Solving problems of analytic continuation through machine learning

An EPFL student has shown how deep learning can be used to analytically connect digital simulations and experimental results more quickly and reliably than conventional methods. This work, which the student carried out for his semester project, was recently published in Physical Review Letters.

It's not unusual for scientists to compare experimental results with the predictions made by theoretical models. And nowadays, generating these predictions usually involves digital methods. For physicists, these methods sometimes require them to work in what they call imaginary time, where their results must be translated before they can be compared to laboratory data. This translation process is referred to as analytic continuation.
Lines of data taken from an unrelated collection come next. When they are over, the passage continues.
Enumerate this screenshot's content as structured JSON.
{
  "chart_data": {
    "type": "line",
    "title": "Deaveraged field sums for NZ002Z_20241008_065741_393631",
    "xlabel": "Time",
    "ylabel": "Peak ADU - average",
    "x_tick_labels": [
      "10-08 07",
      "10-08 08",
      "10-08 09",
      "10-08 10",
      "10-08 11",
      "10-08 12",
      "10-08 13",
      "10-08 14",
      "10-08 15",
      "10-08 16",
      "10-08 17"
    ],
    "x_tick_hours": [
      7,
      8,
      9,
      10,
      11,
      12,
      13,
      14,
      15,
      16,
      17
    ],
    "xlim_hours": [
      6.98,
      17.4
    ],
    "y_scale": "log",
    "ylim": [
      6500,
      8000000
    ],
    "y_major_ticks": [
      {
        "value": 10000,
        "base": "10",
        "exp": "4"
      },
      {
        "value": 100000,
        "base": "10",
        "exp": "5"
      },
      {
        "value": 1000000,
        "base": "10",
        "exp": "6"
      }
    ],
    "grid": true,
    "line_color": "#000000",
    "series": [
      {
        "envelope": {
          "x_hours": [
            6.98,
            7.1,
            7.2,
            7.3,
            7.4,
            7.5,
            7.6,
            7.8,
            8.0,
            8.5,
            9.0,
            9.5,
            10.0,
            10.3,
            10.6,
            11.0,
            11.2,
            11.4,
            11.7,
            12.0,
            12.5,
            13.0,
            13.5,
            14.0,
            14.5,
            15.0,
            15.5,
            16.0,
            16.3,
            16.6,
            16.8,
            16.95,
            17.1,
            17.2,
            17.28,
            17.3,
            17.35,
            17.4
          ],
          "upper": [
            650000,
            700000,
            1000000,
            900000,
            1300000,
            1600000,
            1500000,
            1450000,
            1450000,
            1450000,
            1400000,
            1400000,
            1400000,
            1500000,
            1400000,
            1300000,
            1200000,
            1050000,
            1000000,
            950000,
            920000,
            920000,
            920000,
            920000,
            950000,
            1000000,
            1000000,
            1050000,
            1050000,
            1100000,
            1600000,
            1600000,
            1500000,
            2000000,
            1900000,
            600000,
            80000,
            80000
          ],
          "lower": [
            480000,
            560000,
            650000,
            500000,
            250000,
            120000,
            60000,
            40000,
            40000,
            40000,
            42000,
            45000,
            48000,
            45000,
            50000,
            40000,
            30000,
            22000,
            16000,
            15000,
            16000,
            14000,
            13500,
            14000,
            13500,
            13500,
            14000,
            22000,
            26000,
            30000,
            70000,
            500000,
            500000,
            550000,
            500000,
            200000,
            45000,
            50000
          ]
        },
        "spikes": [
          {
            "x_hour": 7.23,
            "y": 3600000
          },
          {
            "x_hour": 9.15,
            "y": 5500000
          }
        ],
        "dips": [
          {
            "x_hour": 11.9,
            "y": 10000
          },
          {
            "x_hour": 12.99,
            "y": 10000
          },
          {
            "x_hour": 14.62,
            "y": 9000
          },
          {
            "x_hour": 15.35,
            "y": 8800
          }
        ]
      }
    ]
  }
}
As part of his semester project, which he did in the lab of EPFL's Chair of Computational Condensed Matter Physics (C3MP), Romain Fournier applied machine learning to the problem of analytic continuation. His findings were just published in the leading physics journal Physical Review Letters - which is highly unusual for an undergraduate project.

Prior knowledge

"The main challenge in the translation process is that there's an unlimited number of mathematical solutions to a given problem," says Fournier, who recently began his doctoral studies in statistics at the University of Oxford. "It's a little like, instead of being asked what 2+2 equals, you were asked what math operation gives an answer of 4. Among the many possible answers, we're obviously only interested in the one that makes sense in the physical world. So we're talking about an ill-defined problem, which is a very common situation in science." And the only way to solve this problem is to bring in prior knowledge.

Fournier's approach consisted of teaching a neural network to run the translation process by feeding it examples of data simulations that could be obtained experimentally. "It's very easy to go from experimental data to imaginary-time data, and so we were able to quickly build up a big database that we could use to train our model," says Fournier. This approach was suggested to him by Quansheng Wu, a postdoc at the C3MP lab who supervised Fournier with the support of NCCR MARVEL, a research center created to design and discover new materials through supercomputer-powered simulations.

And so while conventional methods factor in prior knowledge indirectly, this new method does it in a more straightforward way by generating results that are similar to those that would be achieved experimentally. The neural network, once it has been fed these results, provides more reliable answers than conventional methods and does so more quickly.

Growing influence

For Oleg Yazyev, an assistant professor and head of the C3MP, machine-learning tools will have a growing influence on the field of physics in the coming years. "The fact that an ordinary semester project can turn into a scientific advancement worthy of being published in a leading journal is a real source of motivation for our students," says Yazyev. "That doesn't happen every day, of course. But when it does, it provides our up-and-coming researchers with a real career boost. On top of that, more experienced researchers like me can use these kinds of projects to test some of our crazier ideas."